Ron Paul On Marriage

Conservative sanity, compared with fundamentalist panic:

Well, if you believe in federalism, it’s better that we allow these things to be left to the state. My personal belief is that marriage is a religious ceremony. And it should be dealt with religiously. The state really shouldn’t be involved. The state, both federal and state-wise, got involved mostly for health reasons 100 years or so ago.

But this should be a religious matter. All voluntary associations, whether they’re economic or social, should be protected by the law. But to amend the Constitution is totally unnecessary to define something that’s already in the dictionary.

We do know what marriage is about. We don’t need a new definition or argue over a definition and have an amendment to the Constitution. To me, it just seems so unnecessary to do that. It’s very simply that the states should be out of that business, and the states — I mean, the states should be able to handle this. The federal government should be out of it.
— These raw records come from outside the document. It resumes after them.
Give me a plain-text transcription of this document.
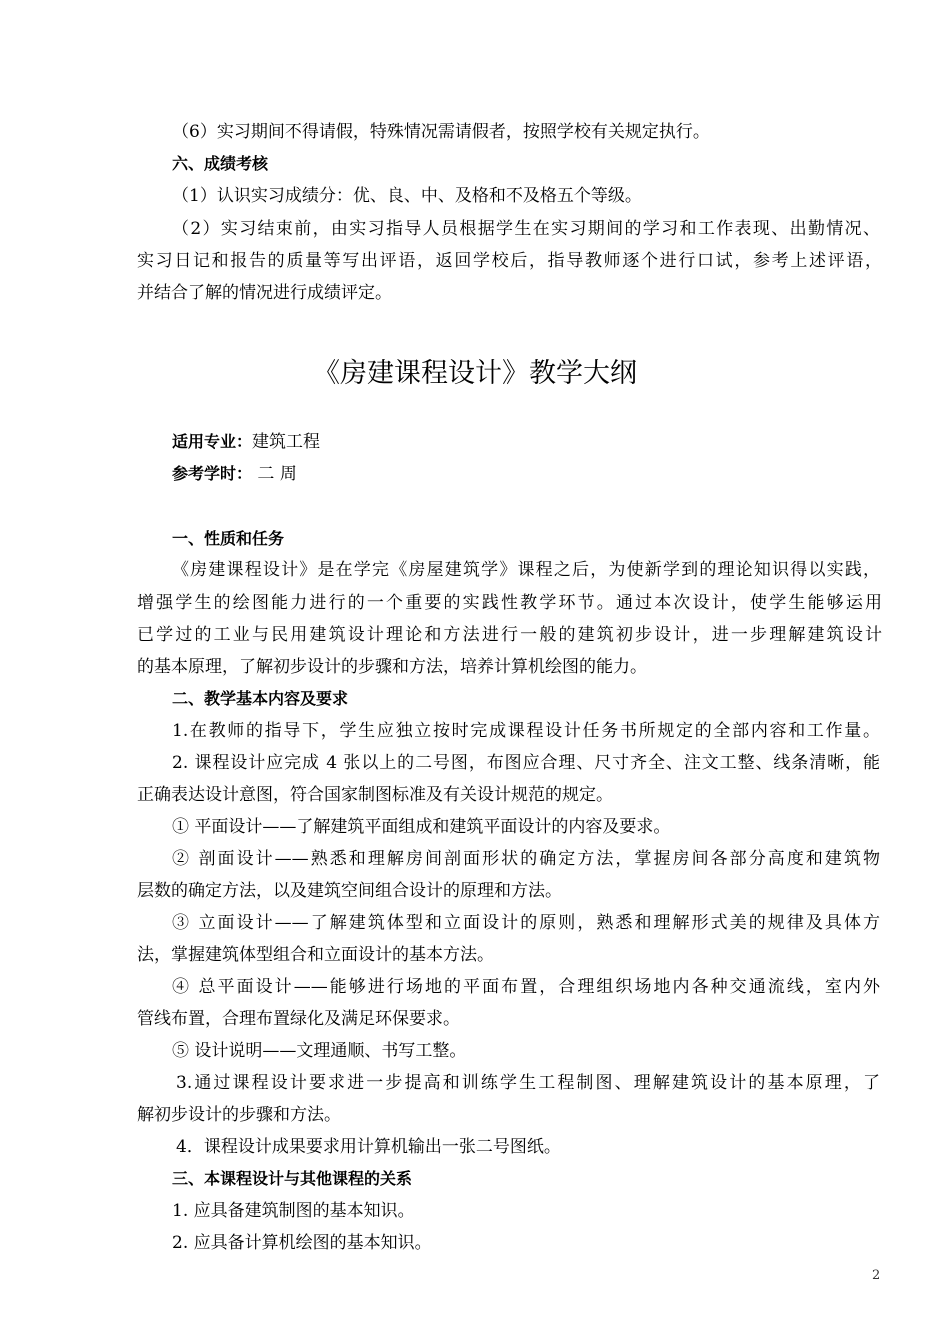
（6）实习期间不得请假，特殊情况需请假者，按照学校有关规定执行。
六、成绩考核
（1）认识实习成绩分：优、良、中、及格和不及格五个等级。
（2）实习结束前，由实习指导人员根据学生在实习期间的学习和工作表现、出勤情况、
实习日记和报告的质量等写出评语，返回学校后，指导教师逐个进行口试，参考上述评语，
并结合了解的情况进行成绩评定。
《房建课程设计》教学大纲
适用专业：建筑工程
参考学时： 二 周
一、性质和任务
《房建课程设计》是在学完《房屋建筑学》课程之后，为使新学到的理论知识得以实践，
增强学生的绘图能力进行的一个重要的实践性教学环节。通过本次设计，使学生能够运用
已学过的工业与民用建筑设计理论和方法进行一般的建筑初步设计，进一步理解建筑设计
的基本原理，了解初步设计的步骤和方法，培养计算机绘图的能力。
二、教学基本内容及要求
1.在教师的指导下，学生应独立按时完成课程设计任务书所规定的全部内容和工作量。
2. 课程设计应完成 4 张以上的二号图，布图应合理、尺寸齐全、注文工整、线条清晰，能
正确表达设计意图，符合国家制图标准及有关设计规范的规定。
① 平面设计——了解建筑平面组成和建筑平面设计的内容及要求。
② 剖面设计——熟悉和理解房间剖面形状的确定方法，掌握房间各部分高度和建筑物
层数的确定方法，以及建筑空间组合设计的原理和方法。
③ 立面设计——了解建筑体型和立面设计的原则，熟悉和理解形式美的规律及具体方
法，掌握建筑体型组合和立面设计的基本方法。
④ 总平面设计——能够进行场地的平面布置，合理组织场地内各种交通流线，室内外
管线布置，合理布置绿化及满足环保要求。
⑤ 设计说明——文理通顺、书写工整。
3.通过课程设计要求进一步提高和训练学生工程制图、理解建筑设计的基本原理，了
解初步设计的步骤和方法。
4．课程设计成果要求用计算机输出一张二号图纸。
三、本课程设计与其他课程的关系
1. 应具备建筑制图的基本知识。
2. 应具备计算机绘图的基本知识。
2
Giuliani’s position – that there should be a federal amendment not if DOMA falls but if more states decide to adopt marriage equality – is befuddling. If you allow one state to try the reform, why is there a numerical limit on how many you’re going to allow? Does it matter if a state decides to do it by legislative action rather than by the courts? And what if it’s a combination, as in Massachusetts, where the legislature and governor have now upheld the reform initially dictated by the court? Is federalism okay until a critical mass of states moves in one direction? Or is Rudy making this up as he goes along?